Nurses are often in such a risky position because they are the primary physical interface that a patient has at the medical facility. The dismal economic climate has not helped either. Hospitals are reducing nursing and security staff to cut costs, and similar budged constraints are limiting options for the treatment and care of mentally ill patients and addicts. The recession also worked against nurse from the outside in. The general public, suffering under the burden of financial loss and rampant unemployment, enter hospitals with more tension and become more quickly frustrated by lengthy waits for treatment, lashing out at their primary source of contact: nurses.
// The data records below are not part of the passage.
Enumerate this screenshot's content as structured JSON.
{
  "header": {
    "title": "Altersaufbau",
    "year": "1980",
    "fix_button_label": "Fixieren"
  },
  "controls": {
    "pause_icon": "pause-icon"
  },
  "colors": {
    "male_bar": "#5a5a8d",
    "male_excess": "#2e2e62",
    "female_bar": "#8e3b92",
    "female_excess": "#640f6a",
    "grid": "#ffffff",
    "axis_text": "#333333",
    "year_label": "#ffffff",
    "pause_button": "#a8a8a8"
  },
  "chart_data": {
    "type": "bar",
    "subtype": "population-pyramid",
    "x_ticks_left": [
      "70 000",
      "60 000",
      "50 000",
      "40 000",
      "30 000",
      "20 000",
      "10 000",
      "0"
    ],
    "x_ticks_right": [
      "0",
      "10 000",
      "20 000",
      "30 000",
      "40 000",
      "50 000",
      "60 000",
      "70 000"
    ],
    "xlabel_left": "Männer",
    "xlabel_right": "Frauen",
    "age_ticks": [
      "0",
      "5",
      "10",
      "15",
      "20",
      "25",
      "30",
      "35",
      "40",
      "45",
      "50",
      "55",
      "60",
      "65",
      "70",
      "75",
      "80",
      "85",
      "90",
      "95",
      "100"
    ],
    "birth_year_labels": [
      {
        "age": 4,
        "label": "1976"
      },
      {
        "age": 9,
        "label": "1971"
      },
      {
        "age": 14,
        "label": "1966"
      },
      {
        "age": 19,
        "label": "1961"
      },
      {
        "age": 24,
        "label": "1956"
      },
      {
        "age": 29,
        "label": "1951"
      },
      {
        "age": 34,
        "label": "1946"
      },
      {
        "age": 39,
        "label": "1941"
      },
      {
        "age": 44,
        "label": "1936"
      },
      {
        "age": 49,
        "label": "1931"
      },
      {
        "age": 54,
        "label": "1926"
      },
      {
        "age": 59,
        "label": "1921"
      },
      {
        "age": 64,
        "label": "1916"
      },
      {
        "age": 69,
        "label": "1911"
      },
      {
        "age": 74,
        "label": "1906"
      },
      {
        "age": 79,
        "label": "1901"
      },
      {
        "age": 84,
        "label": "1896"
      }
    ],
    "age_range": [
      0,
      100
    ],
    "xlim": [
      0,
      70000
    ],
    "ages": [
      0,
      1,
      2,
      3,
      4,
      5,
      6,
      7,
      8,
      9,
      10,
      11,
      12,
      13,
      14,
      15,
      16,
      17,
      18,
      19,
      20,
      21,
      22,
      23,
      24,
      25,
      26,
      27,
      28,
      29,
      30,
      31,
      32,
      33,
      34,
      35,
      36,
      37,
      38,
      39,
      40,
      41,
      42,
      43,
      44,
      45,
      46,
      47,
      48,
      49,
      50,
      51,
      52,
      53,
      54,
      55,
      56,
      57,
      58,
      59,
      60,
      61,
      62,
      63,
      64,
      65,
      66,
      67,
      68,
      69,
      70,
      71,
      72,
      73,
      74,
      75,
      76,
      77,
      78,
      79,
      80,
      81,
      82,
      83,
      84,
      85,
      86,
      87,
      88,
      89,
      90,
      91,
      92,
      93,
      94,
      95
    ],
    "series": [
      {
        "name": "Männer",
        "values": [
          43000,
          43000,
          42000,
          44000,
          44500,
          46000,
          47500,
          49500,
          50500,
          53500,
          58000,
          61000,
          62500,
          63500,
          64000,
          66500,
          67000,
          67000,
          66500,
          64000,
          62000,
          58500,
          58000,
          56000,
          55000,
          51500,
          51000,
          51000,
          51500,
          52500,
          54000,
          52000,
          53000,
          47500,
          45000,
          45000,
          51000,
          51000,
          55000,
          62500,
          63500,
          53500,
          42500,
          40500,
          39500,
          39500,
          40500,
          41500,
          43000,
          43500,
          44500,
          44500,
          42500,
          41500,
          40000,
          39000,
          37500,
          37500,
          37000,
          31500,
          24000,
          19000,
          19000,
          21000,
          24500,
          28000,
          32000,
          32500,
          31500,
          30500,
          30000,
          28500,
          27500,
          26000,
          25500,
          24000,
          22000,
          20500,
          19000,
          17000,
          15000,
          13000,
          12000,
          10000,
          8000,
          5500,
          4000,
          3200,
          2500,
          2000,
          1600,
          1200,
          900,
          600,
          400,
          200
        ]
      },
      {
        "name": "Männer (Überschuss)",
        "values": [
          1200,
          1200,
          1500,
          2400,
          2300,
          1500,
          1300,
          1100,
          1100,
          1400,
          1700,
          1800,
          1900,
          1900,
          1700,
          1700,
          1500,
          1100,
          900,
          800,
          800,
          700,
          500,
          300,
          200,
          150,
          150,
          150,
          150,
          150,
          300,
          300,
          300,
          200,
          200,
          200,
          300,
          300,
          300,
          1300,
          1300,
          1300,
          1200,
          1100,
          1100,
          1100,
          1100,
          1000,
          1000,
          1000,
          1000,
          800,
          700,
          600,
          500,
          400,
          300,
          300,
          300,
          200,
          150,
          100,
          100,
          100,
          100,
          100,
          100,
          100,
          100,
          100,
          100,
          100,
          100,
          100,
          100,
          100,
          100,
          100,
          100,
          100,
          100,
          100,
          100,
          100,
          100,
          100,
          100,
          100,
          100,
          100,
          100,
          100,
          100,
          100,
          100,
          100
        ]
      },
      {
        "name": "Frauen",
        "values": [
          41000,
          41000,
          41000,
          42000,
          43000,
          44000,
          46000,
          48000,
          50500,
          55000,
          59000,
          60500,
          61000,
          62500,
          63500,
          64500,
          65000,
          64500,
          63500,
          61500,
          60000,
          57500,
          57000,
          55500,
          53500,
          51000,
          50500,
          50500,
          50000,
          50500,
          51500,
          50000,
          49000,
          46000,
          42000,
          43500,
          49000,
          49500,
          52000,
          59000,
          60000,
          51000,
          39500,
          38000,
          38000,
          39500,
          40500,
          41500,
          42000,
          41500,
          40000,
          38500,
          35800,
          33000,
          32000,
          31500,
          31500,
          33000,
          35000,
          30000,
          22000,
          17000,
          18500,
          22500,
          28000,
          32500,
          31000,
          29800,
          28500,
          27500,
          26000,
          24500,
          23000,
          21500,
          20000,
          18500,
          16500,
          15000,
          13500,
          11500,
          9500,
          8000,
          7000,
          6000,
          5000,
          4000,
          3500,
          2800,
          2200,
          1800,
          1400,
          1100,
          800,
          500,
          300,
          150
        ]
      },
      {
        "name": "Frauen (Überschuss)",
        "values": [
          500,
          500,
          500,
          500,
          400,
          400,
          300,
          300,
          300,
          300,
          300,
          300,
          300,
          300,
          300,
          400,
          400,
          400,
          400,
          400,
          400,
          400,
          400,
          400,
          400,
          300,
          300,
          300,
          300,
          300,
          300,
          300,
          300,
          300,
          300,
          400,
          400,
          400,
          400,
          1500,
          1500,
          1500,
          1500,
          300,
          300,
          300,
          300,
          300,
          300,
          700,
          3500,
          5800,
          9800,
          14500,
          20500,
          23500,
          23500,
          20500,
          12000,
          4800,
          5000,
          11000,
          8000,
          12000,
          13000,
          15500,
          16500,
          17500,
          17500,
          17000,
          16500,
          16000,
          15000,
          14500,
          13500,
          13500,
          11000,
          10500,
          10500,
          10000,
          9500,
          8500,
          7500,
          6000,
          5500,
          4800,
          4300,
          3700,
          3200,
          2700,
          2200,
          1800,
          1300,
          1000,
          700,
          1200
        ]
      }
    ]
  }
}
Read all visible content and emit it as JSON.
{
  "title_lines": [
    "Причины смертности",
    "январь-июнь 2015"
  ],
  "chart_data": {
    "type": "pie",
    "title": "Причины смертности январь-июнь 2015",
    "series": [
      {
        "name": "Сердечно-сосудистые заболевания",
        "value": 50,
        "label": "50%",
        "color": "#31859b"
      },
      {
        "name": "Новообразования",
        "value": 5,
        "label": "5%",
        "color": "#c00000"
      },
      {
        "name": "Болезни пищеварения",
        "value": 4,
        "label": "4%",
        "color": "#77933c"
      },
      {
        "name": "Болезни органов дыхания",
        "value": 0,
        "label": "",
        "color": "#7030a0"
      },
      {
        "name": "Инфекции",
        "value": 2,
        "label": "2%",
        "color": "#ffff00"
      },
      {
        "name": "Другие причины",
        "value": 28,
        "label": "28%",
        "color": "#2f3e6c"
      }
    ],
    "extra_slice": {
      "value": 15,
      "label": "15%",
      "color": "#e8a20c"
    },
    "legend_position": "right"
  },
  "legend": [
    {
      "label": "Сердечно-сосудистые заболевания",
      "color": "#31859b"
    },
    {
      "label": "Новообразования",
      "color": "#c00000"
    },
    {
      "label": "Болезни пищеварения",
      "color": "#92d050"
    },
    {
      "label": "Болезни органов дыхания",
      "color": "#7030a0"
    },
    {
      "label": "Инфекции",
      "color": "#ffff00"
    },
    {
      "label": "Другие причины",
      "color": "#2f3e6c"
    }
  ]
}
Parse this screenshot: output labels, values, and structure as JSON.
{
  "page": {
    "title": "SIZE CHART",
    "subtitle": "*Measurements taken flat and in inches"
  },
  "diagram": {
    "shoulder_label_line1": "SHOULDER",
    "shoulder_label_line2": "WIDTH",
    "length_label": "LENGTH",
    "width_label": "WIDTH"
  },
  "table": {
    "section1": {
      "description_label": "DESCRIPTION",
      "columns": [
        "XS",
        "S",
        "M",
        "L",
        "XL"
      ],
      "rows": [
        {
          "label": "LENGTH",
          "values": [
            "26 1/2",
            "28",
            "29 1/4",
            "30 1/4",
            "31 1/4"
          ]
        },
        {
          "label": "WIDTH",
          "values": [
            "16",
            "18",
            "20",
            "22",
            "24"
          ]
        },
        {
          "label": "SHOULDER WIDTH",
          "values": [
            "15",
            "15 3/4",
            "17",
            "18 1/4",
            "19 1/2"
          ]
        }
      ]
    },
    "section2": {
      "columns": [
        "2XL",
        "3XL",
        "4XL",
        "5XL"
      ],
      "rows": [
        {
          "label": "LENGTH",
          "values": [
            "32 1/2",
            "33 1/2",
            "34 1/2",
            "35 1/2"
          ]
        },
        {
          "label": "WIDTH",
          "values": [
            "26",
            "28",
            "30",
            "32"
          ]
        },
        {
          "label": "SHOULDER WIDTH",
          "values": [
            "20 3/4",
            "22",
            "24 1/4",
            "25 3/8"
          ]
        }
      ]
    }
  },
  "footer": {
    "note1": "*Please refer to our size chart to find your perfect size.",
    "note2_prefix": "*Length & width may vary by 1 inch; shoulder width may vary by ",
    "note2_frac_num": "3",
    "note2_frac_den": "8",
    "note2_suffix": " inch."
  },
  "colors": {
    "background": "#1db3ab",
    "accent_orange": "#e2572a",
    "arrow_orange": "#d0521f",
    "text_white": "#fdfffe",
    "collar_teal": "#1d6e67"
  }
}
Crozer-Chester Medical Center emergency room nurse Sean Poole, 33, characterized the violence that nurses face in the workplace as less striking in nature than Meissler's case. The bulk of attacks against nurses are not prosecutable. Poole has been punched and bitten, but has never pressed charges. "It's hard to get anything to stick," he said. "If they are intoxicated, it won't hold up because they were intoxicated. If they are mentally ill, it won't hold up because they aren't in their right mind."

There is a sentiment floating around that nurses and others should accept violence as part of the job, according to Pontus. "A lot of times the victims are traumatized and afraid to speak," especially if the organizational culture doesn't support them," she said. "There is a stigma of victimization, embarrassment, fear of being blamed for provoking the assault, fear of job loss. The patients abuse us and we abuse each other. We're all post-traumatic out there."